Gerd Natschinski, Komponist dieses erfolgreichsten DDR-Musicals, der 2014 noch die letzte Wiederaufnahme von „Mein Freund Bunbury“ freudig besucht hatte, war am 4. August 2015 verstorben. Nur wenige Monate nach seinem wichtigsten Konkurrenten Guido Masanetz, dem die Musikalische Komödie zu seinem 101. Geburtstag noch eine halbszenische Aufführung seiner Operette „In Frisco ist der Teufel los“ widmete. Bei „Bunbury“ im Parkett ganz vorne saßen seine Witwe Gundula, die Natschinski im Umfeld der Leipziger Uraufführung seines polyamourösen Musicals „Terzett“ kennengelernt hatte, mit zwei Söhnen des Komponisten.

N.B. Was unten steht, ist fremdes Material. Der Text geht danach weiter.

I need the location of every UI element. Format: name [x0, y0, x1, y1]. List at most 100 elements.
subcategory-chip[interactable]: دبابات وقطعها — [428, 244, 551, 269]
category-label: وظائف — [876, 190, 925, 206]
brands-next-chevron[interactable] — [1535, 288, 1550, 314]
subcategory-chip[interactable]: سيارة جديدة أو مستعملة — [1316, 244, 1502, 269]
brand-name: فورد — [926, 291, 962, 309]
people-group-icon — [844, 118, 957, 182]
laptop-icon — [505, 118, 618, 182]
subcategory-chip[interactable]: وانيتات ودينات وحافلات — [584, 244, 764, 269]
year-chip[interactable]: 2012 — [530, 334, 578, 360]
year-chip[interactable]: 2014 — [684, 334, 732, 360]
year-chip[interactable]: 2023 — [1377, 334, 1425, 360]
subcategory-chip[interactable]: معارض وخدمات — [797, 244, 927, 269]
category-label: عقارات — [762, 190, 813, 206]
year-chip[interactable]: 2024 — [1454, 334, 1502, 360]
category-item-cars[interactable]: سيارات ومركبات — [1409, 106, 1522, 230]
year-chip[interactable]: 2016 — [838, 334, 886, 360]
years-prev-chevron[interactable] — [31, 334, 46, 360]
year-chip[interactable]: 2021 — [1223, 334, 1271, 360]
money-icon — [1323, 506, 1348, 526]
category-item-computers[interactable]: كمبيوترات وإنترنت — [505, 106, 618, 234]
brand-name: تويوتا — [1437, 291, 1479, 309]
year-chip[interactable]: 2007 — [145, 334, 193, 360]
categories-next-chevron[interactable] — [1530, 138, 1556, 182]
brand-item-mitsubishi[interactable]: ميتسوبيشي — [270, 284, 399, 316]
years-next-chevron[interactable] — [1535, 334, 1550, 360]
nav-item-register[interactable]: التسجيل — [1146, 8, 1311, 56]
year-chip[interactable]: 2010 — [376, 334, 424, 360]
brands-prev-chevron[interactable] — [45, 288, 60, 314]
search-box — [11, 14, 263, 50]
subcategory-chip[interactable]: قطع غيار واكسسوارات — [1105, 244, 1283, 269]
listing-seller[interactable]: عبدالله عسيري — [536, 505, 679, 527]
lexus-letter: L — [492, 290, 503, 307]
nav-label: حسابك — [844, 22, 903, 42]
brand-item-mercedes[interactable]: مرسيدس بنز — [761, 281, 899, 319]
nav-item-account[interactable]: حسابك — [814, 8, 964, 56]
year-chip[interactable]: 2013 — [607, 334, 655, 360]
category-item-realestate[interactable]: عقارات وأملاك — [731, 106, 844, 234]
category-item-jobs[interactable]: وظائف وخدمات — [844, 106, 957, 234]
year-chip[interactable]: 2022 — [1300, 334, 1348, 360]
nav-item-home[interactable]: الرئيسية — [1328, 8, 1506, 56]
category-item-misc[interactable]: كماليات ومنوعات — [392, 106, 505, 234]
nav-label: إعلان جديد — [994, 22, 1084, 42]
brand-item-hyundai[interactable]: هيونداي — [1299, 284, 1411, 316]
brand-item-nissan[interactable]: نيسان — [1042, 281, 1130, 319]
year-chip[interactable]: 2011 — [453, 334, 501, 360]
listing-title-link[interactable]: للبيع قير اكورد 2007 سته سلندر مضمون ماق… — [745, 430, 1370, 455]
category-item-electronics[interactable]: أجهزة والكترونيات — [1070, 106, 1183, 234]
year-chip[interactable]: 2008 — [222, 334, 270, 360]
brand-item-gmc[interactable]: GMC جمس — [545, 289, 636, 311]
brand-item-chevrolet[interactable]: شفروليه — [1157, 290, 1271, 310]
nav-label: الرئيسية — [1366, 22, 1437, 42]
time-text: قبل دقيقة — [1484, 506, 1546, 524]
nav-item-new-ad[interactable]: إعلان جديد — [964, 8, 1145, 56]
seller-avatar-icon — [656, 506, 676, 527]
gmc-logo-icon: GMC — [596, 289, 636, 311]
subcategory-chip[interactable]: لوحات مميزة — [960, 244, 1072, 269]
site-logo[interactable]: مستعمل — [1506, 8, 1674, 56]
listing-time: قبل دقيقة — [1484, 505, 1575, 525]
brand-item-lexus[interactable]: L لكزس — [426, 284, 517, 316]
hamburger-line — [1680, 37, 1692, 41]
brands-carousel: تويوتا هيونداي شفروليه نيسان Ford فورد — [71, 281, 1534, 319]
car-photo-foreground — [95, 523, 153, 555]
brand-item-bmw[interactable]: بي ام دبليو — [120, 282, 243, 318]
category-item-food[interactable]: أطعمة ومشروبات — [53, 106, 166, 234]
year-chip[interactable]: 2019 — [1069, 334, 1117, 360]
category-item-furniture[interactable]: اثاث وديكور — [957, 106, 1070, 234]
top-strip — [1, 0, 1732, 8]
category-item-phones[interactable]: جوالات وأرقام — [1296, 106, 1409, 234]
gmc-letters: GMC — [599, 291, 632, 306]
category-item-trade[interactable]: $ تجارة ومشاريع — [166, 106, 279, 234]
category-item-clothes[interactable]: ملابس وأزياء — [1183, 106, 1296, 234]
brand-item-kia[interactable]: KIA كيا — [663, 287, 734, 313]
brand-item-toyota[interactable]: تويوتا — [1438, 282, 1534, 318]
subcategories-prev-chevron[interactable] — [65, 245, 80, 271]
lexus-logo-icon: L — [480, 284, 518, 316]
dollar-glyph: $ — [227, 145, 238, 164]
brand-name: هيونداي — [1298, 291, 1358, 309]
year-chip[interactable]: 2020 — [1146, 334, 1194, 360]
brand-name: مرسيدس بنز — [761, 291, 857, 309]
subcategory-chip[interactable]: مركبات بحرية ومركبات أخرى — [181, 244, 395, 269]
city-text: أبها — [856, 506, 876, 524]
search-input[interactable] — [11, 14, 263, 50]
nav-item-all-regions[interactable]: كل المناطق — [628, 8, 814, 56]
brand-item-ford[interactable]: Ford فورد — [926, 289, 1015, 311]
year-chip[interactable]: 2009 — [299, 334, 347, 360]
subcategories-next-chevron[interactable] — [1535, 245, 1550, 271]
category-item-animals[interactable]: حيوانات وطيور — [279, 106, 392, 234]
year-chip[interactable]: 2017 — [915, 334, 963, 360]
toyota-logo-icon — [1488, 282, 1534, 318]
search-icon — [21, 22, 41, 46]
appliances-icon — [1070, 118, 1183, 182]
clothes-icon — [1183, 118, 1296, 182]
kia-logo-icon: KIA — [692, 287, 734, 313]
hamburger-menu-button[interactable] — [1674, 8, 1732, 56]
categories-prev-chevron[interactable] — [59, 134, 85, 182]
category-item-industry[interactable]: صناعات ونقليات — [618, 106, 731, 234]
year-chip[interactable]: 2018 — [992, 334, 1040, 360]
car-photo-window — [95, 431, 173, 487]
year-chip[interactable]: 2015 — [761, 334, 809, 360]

Das hätte die Promotion-Abteilung des Schott-Verlags sehen sollen. Denn bei diesem lagern die von VEB Lied der Zeit und vom (Ost-)Berliner Henschel-Verlag zwar übernommenen, aber von Schott offenkundig wenig geschätzten Bestände fast aller in der DDR entstandenen Operetten und Musicals in den Depots: Ungenutzt, unbeworben und dem allmählichen Vergessen preisgegeben! Hits und Aufführung von „Bunbury“ waren auch diesmal zu Recht ein Riesenerfolg. Nicht nur bei den reiferen Gästen, die den positiven Identifikationskick mit ihrer Vergangenheit suchten und fanden, sondern auf gleicher Vergnügungsstufe bei vielen U30-Jährigen, die sich vom seit der Premiere 2001 aus dem Post-DDR-Chic in den Retro-Chic gereiften Charme der Produktion begeistert umgarnen ließen.

Vor allem musikalisch. Christoph Johannes Eichhorn machte die puristisch in den 1960er Jahren swingende, springende Instrumentation mit dem bestens aufgelegten Orchester der Musikalischen Komödie blitzen, schmettern, strahlen. Getragen von ihren mit dem Stück vertrauten Kollegen konnte sich die neue MuKo-Soubrette Laura Scherwitzl aus Wien hervorragend als Cecily zwischen Londoner Heilsarmee und Music Hall einfügen und in dem für sie höchstwahrscheinlich ungewohnten Werk bestens reüssieren.

Aber dieser fröhliche Sonnenschein trügt und ist, wenn nicht bald etwas geschieht, das Abendrot der ganzen Werkgruppe einer Epoche, selbst wenn das Eduard-von-Winterstein-Theater Annaberg an der Naturbühne Greifensteine im Juli Natschinskis Filmmusical „Heißer Sommer“ zum echten Sommerhit 2018 und einer properen Alternative zu „Eis am Stiel“ gemacht hatte: Von den Bühnen aller deutschen Bundesländer, sogar der neuen, sind das Schaffen von Natschinski und auch von Masanetz, Kneifel, Odd, so gut wie verschwunden. Das ist nichts anderes, als würde man den westlichen Gefilden „Linie 1“ oder Grotes „Das Wirtshaus im Spessart“ wegnehmen.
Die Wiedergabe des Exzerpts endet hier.